Though ING Groep might be a good choice for value investors, there are plenty of other factors to consider before investing in this name. In particular, it is worth noting that the company has a Growth grade of F and a Momentum score of A. This gives ING a VGM score—or its overarching fundamental grade—of C. (You can read more about the Zacks Style Scores here >>)

Meanwhile, the company’s recent earnings estimates have been encouraging. The full-year 2017 has seen one estimate go higher in the past sixty days, compared to none lower, while the full-year 2018 estimate has seen a similar trend in the same time period.

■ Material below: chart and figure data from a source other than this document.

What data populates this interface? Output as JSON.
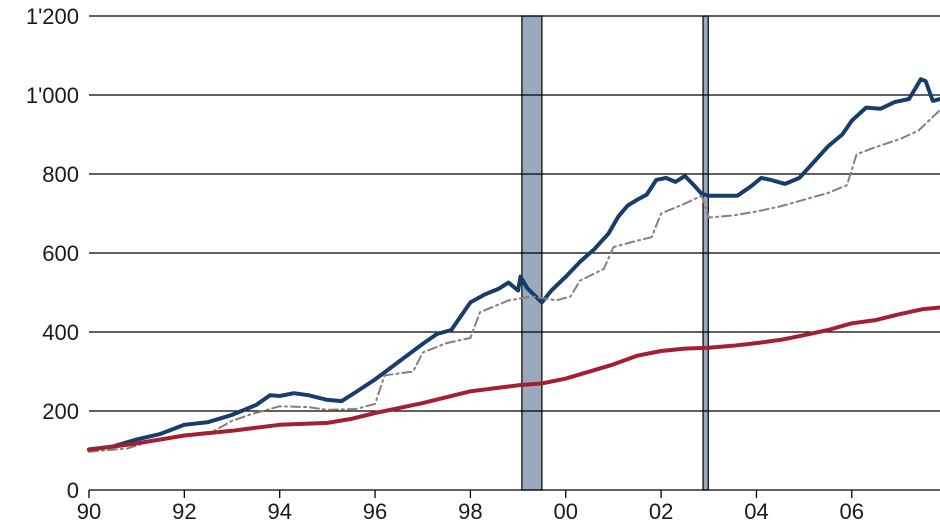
{
  "chart_data": {
    "type": "line",
    "title": "",
    "xlabel": "",
    "ylabel": "",
    "xlim": [
      1990,
      2007.85
    ],
    "ylim": [
      0,
      1200
    ],
    "grid": "horizontal",
    "x_ticks": [
      {
        "value": 1990,
        "label": "90"
      },
      {
        "value": 1992,
        "label": "92"
      },
      {
        "value": 1994,
        "label": "94"
      },
      {
        "value": 1996,
        "label": "96"
      },
      {
        "value": 1998,
        "label": "98"
      },
      {
        "value": 2000,
        "label": "00"
      },
      {
        "value": 2002,
        "label": "02"
      },
      {
        "value": 2004,
        "label": "04"
      },
      {
        "value": 2006,
        "label": "06"
      }
    ],
    "y_ticks": [
      {
        "value": 0,
        "label": "0"
      },
      {
        "value": 200,
        "label": "200"
      },
      {
        "value": 400,
        "label": "400"
      },
      {
        "value": 600,
        "label": "600"
      },
      {
        "value": 800,
        "label": "800"
      },
      {
        "value": 1000,
        "label": "1'000"
      },
      {
        "value": 1200,
        "label": "1'200"
      }
    ],
    "shaded_periods": [
      {
        "start": 1999.08,
        "end": 1999.5,
        "color": "#9aaabc"
      },
      {
        "start": 2002.88,
        "end": 2002.99,
        "color": "#9aaabc"
      }
    ],
    "series": [
      {
        "color": "#163d6b",
        "style": "solid",
        "points": [
          [
            1990.0,
            103
          ],
          [
            1990.5,
            110
          ],
          [
            1991.0,
            128
          ],
          [
            1991.5,
            142
          ],
          [
            1992.0,
            165
          ],
          [
            1992.5,
            172
          ],
          [
            1993.0,
            190
          ],
          [
            1993.5,
            215
          ],
          [
            1993.8,
            240
          ],
          [
            1994.0,
            238
          ],
          [
            1994.3,
            245
          ],
          [
            1994.6,
            240
          ],
          [
            1995.0,
            228
          ],
          [
            1995.3,
            225
          ],
          [
            1995.6,
            248
          ],
          [
            1996.0,
            280
          ],
          [
            1996.5,
            325
          ],
          [
            1997.0,
            370
          ],
          [
            1997.3,
            395
          ],
          [
            1997.6,
            405
          ],
          [
            1998.0,
            475
          ],
          [
            1998.3,
            495
          ],
          [
            1998.6,
            510
          ],
          [
            1998.8,
            525
          ],
          [
            1999.0,
            505
          ],
          [
            1999.05,
            540
          ],
          [
            1999.2,
            510
          ],
          [
            1999.5,
            475
          ],
          [
            1999.7,
            505
          ],
          [
            2000.0,
            540
          ],
          [
            2000.3,
            578
          ],
          [
            2000.6,
            610
          ],
          [
            2000.9,
            650
          ],
          [
            2001.1,
            692
          ],
          [
            2001.3,
            720
          ],
          [
            2001.5,
            735
          ],
          [
            2001.7,
            748
          ],
          [
            2001.9,
            785
          ],
          [
            2002.1,
            790
          ],
          [
            2002.3,
            780
          ],
          [
            2002.5,
            795
          ],
          [
            2002.7,
            770
          ],
          [
            2002.85,
            750
          ],
          [
            2003.0,
            745
          ],
          [
            2003.3,
            745
          ],
          [
            2003.6,
            745
          ],
          [
            2003.9,
            770
          ],
          [
            2004.1,
            790
          ],
          [
            2004.3,
            785
          ],
          [
            2004.6,
            775
          ],
          [
            2004.9,
            790
          ],
          [
            2005.2,
            830
          ],
          [
            2005.5,
            870
          ],
          [
            2005.8,
            900
          ],
          [
            2006.0,
            935
          ],
          [
            2006.3,
            968
          ],
          [
            2006.6,
            965
          ],
          [
            2006.9,
            982
          ],
          [
            2007.2,
            990
          ],
          [
            2007.45,
            1040
          ],
          [
            2007.55,
            1035
          ],
          [
            2007.7,
            985
          ],
          [
            2007.85,
            990
          ]
        ]
      },
      {
        "color": "#8a7e76",
        "style": "dash-dot",
        "points": [
          [
            1990.0,
            97
          ],
          [
            1990.8,
            105
          ],
          [
            1991.2,
            120
          ],
          [
            1992.0,
            140
          ],
          [
            1992.6,
            148
          ],
          [
            1993.0,
            175
          ],
          [
            1993.4,
            192
          ],
          [
            1994.0,
            212
          ],
          [
            1994.6,
            210
          ],
          [
            1995.0,
            203
          ],
          [
            1995.6,
            205
          ],
          [
            1996.0,
            218
          ],
          [
            1996.2,
            290
          ],
          [
            1996.8,
            300
          ],
          [
            1997.0,
            348
          ],
          [
            1997.5,
            372
          ],
          [
            1998.0,
            385
          ],
          [
            1998.2,
            450
          ],
          [
            1998.8,
            480
          ],
          [
            1999.3,
            490
          ],
          [
            1999.8,
            480
          ],
          [
            2000.1,
            490
          ],
          [
            2000.3,
            530
          ],
          [
            2000.8,
            560
          ],
          [
            2001.0,
            615
          ],
          [
            2001.4,
            628
          ],
          [
            2001.8,
            640
          ],
          [
            2002.0,
            700
          ],
          [
            2002.5,
            725
          ],
          [
            2002.85,
            745
          ],
          [
            2003.0,
            690
          ],
          [
            2003.5,
            695
          ],
          [
            2004.0,
            705
          ],
          [
            2004.5,
            718
          ],
          [
            2005.0,
            735
          ],
          [
            2005.5,
            752
          ],
          [
            2005.9,
            772
          ],
          [
            2006.1,
            850
          ],
          [
            2006.5,
            868
          ],
          [
            2007.0,
            888
          ],
          [
            2007.4,
            910
          ],
          [
            2007.85,
            962
          ]
        ]
      },
      {
        "color": "#a31f34",
        "style": "solid",
        "points": [
          [
            1990.0,
            102
          ],
          [
            1991.0,
            118
          ],
          [
            1992.0,
            138
          ],
          [
            1993.0,
            150
          ],
          [
            1994.0,
            165
          ],
          [
            1995.0,
            170
          ],
          [
            1995.5,
            180
          ],
          [
            1996.0,
            195
          ],
          [
            1997.0,
            220
          ],
          [
            1998.0,
            250
          ],
          [
            1999.0,
            265
          ],
          [
            1999.5,
            270
          ],
          [
            2000.0,
            282
          ],
          [
            2001.0,
            318
          ],
          [
            2001.5,
            340
          ],
          [
            2002.0,
            352
          ],
          [
            2002.5,
            358
          ],
          [
            2003.0,
            360
          ],
          [
            2003.5,
            365
          ],
          [
            2004.0,
            372
          ],
          [
            2004.5,
            380
          ],
          [
            2005.0,
            392
          ],
          [
            2005.5,
            405
          ],
          [
            2006.0,
            422
          ],
          [
            2006.5,
            430
          ],
          [
            2007.0,
            445
          ],
          [
            2007.5,
            458
          ],
          [
            2007.85,
            462
          ]
        ]
      }
    ]
  }
}
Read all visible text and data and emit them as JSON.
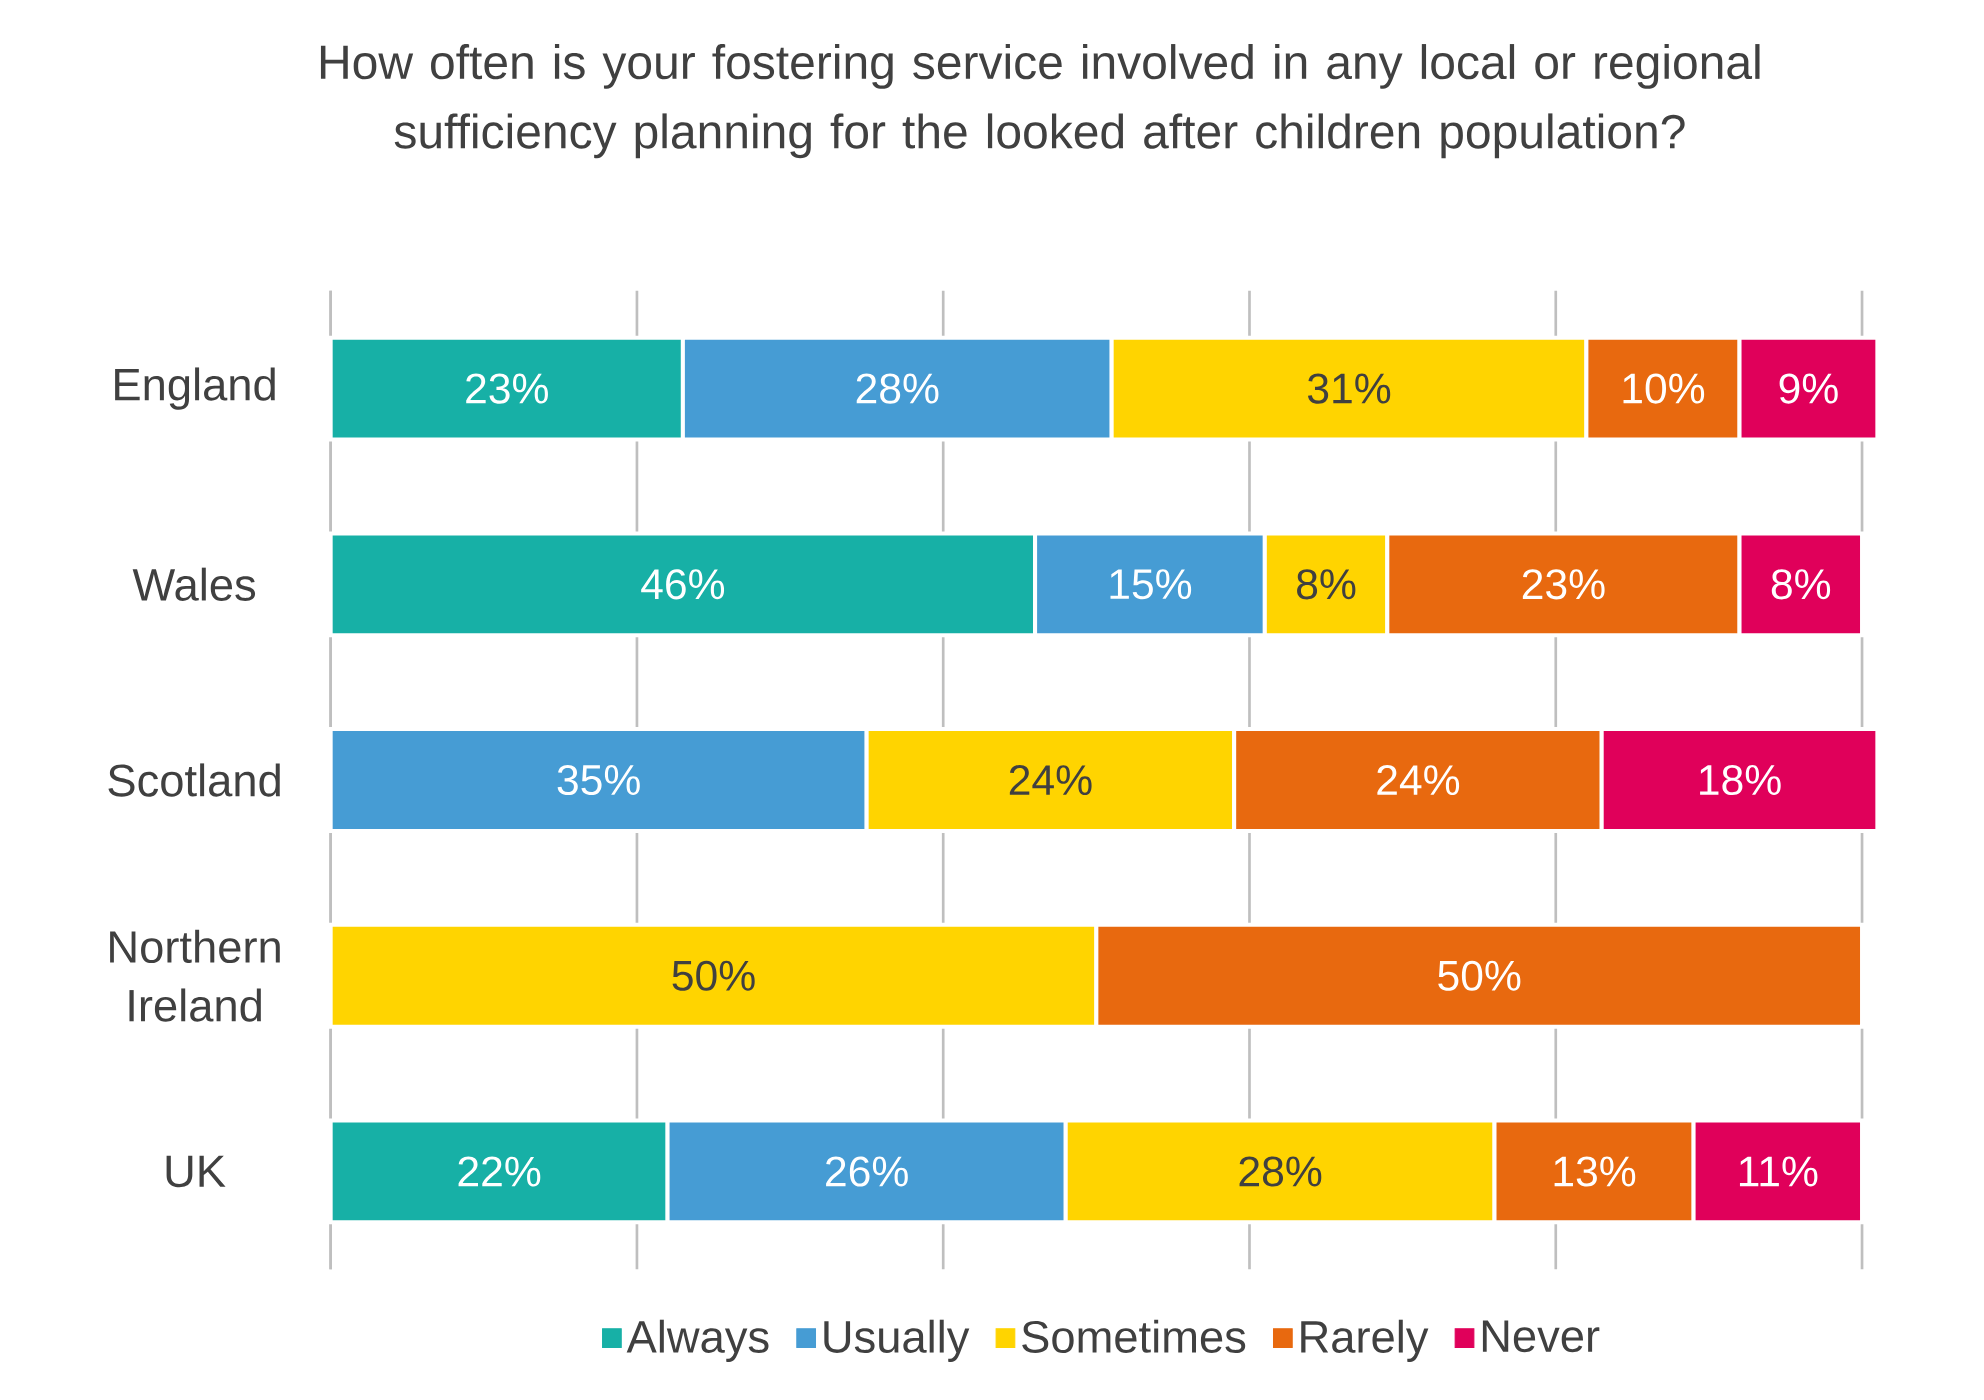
{
  "chart_data": {
    "type": "bar",
    "orientation": "horizontal",
    "stacked": true,
    "title": "How often is your fostering service involved in any local or regional sufficiency planning for the looked after children population?",
    "categories": [
      "England",
      "Wales",
      "Scotland",
      "Northern Ireland",
      "UK"
    ],
    "series": [
      {
        "name": "Always",
        "color": "#17b0a6",
        "values": [
          23,
          46,
          null,
          null,
          22
        ],
        "value_labels": [
          "23%",
          "46%",
          null,
          null,
          "22%"
        ]
      },
      {
        "name": "Usually",
        "color": "#469cd4",
        "values": [
          28,
          15,
          35,
          null,
          26
        ],
        "value_labels": [
          "28%",
          "15%",
          "35%",
          null,
          "26%"
        ]
      },
      {
        "name": "Sometimes",
        "color": "#ffd400",
        "values": [
          31,
          8,
          24,
          50,
          28
        ],
        "value_labels": [
          "31%",
          "8%",
          "24%",
          "50%",
          "28%"
        ]
      },
      {
        "name": "Rarely",
        "color": "#e8690f",
        "values": [
          10,
          23,
          24,
          50,
          13
        ],
        "value_labels": [
          "10%",
          "23%",
          "24%",
          "50%",
          "13%"
        ]
      },
      {
        "name": "Never",
        "color": "#e0005a",
        "values": [
          9,
          8,
          18,
          null,
          11
        ],
        "value_labels": [
          "9%",
          "8%",
          "18%",
          null,
          "11%"
        ]
      }
    ],
    "xlim": [
      0,
      101
    ],
    "xticks": [
      {
        "value": 0,
        "label": null
      },
      {
        "value": 20,
        "label": null
      },
      {
        "value": 40,
        "label": null
      },
      {
        "value": 60,
        "label": null
      },
      {
        "value": 80,
        "label": null
      },
      {
        "value": 100,
        "label": null
      }
    ],
    "grid": "x",
    "tick_labels": "y",
    "legend": "bottom"
  }
}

This has had a favorable impact on the consensus estimate, as the full-year 2017 consensus estimate has risen about 1.3% in the past two months, while the full-year 2018 estimate has inched up 0.6%. You can see the consensus estimate trend and recent price action for the stock in the chart below:

ING Group, N.V. Price and Consensus

 

ING Group, N.V. Price and Consensus | ING Group, N.V. Quote

This somewhat favorable trend is why the stock has just a Zacks Rank #2 (Buy) and why we are looking for better performance from the company in the near term.

Bottom Line

ING Groep is an inspired choice for value investors, as it is hard to beat its incredible lineup of statistics on this front. Its strong Zacks Rank also indicates robust growth potential in the near future. However, the company’s prospects might be constrained due to adverse broader factors, as it has a sluggish industry rank (bottom 30% out of more than 250 industries). In fact, over the past one year, the sector has clearly underperformed the broader market, as you can see below:

So, value investors might want to wait for the broader factors to turn around in this name first, but once that happens, this stock could be a compelling pick.